Jesus urges us to consider the lilies of the fields and how clothes them in beauty. “But if God so clothes the grass of the field, which is alive today and tomorrow thrown into the oven, how much more will he clothe you – you of little faith!” (Luke 12:28) He admonishes, “Do not be afraid, little flock, for it is your Father’s good pleasure to give you the kingdom. Sell your possessions, and give alms. Make purses for yourselves that do not wear out, an unfailing treasure in heaven, where no thief comes near and no moth destroys. For where your treasure is, there your heart will be also.” (Luke 12:32-34)
This is one of the great lines of the Bible and one that speaks a powerful truth to every generation. I have heard Christian psychologists say that they never met a person who was tithing that was depressed. There is something about living a generous life that prevents being self-consumed.
Jesus closes this chapter with apocalyptic warnings. “I came to bring fire to the earth, and how I wish it were already kindled!” (Luke 12:49) This has a scary tone, which seems odd for Jesus to use. It is clear, however, that Jesus spoke in apocalyptic language.
“Do your think that I have come to bring peace to the earth? No, I tell you, but rather division! From now on five in one household will be divided, three against two and two against three; they will be divided: father against son and son against father, mother against daughter and daughter against mother…” (Luke 51-53) Following Christ forces us to make choices and to set priorities. Sometimes, it can cost us acceptance and ties among family and friends, but we should be wise at all times.
From there you will seek the Lord your God, and you will find him if you search after him with all your heart and soul. In your distress, when all these things have happened to you in time to come, you will return to the Lord your God and heed him. Because the Lord your God is a merciful God, he will neither abandon you nor destroy you; he will not forget the covenant with your ancestors that he swore to them. (Deut. 4:29-31)
Nothing is covered up that will not be uncovered, and nothing secret that will not become known.

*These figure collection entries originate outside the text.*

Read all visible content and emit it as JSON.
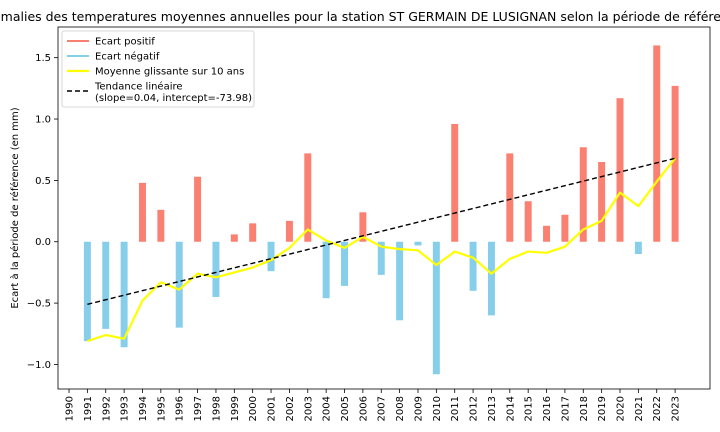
{
  "chart_data": {
    "type": "bar",
    "title": "Anomalies des temperatures moyennes annuelles pour la station ST GERMAIN DE LUSIGNAN selon la période de référence",
    "ylabel": "Ecart à la période de référence (en mm)",
    "xlabel": "",
    "xlim": [
      1989.25,
      1985.25
    ],
    "ylim": [
      -1.2,
      1.75
    ],
    "yticks": [
      -1.0,
      -0.5,
      0.0,
      0.5,
      1.0,
      1.5
    ],
    "ytick_labels": [
      "−1.0",
      "−0.5",
      "0.0",
      "0.5",
      "1.0",
      "1.5"
    ],
    "x": [
      1990,
      1991,
      1992,
      1993,
      1994,
      1995,
      1996,
      1997,
      1998,
      1999,
      2000,
      2001,
      2002,
      2003,
      2004,
      2005,
      2006,
      2007,
      2008,
      2009,
      2010,
      2011,
      2012,
      2013,
      2014,
      2015,
      2016,
      2017,
      2018,
      2019,
      2020,
      2021,
      2022,
      2023
    ],
    "x_tick_labels": [
      "1990",
      "1991",
      "1992",
      "1993",
      "1994",
      "1995",
      "1996",
      "1997",
      "1998",
      "1999",
      "2000",
      "2001",
      "2002",
      "2003",
      "2004",
      "2005",
      "2006",
      "2007",
      "2008",
      "2009",
      "2010",
      "2011",
      "2012",
      "2013",
      "2014",
      "2015",
      "2016",
      "2017",
      "2018",
      "2019",
      "2020",
      "2021",
      "2022",
      "2023"
    ],
    "values": [
      null,
      -0.81,
      -0.71,
      -0.86,
      0.48,
      0.26,
      -0.7,
      0.53,
      -0.45,
      0.06,
      0.15,
      -0.24,
      0.17,
      0.72,
      -0.46,
      -0.36,
      0.24,
      -0.27,
      -0.64,
      -0.03,
      -1.08,
      0.96,
      -0.4,
      -0.6,
      0.72,
      0.33,
      0.13,
      0.22,
      0.77,
      0.65,
      1.17,
      -0.1,
      1.6,
      1.27
    ],
    "moving_average": {
      "x": [
        1991,
        1992,
        1993,
        1994,
        1995,
        1996,
        1997,
        1998,
        1999,
        2000,
        2001,
        2002,
        2003,
        2004,
        2005,
        2006,
        2007,
        2008,
        2009,
        2010,
        2011,
        2012,
        2013,
        2014,
        2015,
        2016,
        2017,
        2018,
        2019,
        2020,
        2021,
        2022,
        2023
      ],
      "values": [
        -0.81,
        -0.76,
        -0.79,
        -0.48,
        -0.33,
        -0.39,
        -0.26,
        -0.29,
        -0.25,
        -0.21,
        -0.15,
        -0.05,
        0.1,
        0.01,
        -0.05,
        0.04,
        -0.04,
        -0.06,
        -0.07,
        -0.19,
        -0.08,
        -0.13,
        -0.26,
        -0.14,
        -0.08,
        -0.09,
        -0.04,
        0.1,
        0.17,
        0.4,
        0.29,
        0.49,
        0.68
      ]
    },
    "trend": {
      "x0": 1991,
      "x1": 2023,
      "slope": 0.04,
      "intercept": -73.98,
      "y0": -0.51,
      "y1": 0.68
    },
    "legend": {
      "position": "top-left",
      "items": [
        {
          "label": "Ecart positif",
          "color": "#fa8072"
        },
        {
          "label": "Ecart négatif",
          "color": "#87ceeb"
        },
        {
          "label": "Moyenne glissante sur 10 ans",
          "color": "#ffff00"
        },
        {
          "label": "Tendance linéaire",
          "label2": "(slope=0.04, intercept=-73.98)",
          "color": "#000000"
        }
      ]
    },
    "colors": {
      "positive": "#fa8072",
      "negative": "#87ceeb",
      "moving_average": "#ffff00",
      "trend": "#000000"
    },
    "grid": false
  }
}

Therefore whatever you have said in the dark will be heard in the light, and what you have whispered behind closed doors will be proclaimed from the housetops. (Luke 12:2-3)
Take care! Be on your guard against all kinds of greed; for one’s life does not consist in the abundance of possessions. (Luke 12:15)
Do not be afraid, little flock, for it is your Father’s good pleasure to give you the kingdom. Sell your possessions, and give alms. Make purses for yourselves that do not wear out, an unfailing treasure in heaven, where no thief comes near and no moth destroys. For where your treasure is, there your heart will be also. (Luke 12:32-34)
What dreams will you not achieve in your lifetime? Which of the commandments do you struggle most to keep? Are you intentional about passing on the Christian faith – the living faith of the dead – to your children and grandchildren? What causes you to worry? Is worry an excessive problem for you or for someone you know? Do your possessions possess you? Do you trust that God will provide for you? What do you make of Jesus’s apocalyptic sayings?
Heavenly Father, you are the calm center at the heart of the universe, the peaceful voice that breathed a Word and brought about creation. Your Word renews us. Help us at the start of each day to breathe your Word prayerfully into our beings as we read Scripture and meditate on your wisdom and love for us so that we may overcome worry and its crippling effects. In Jesus’s name we pray. Amen.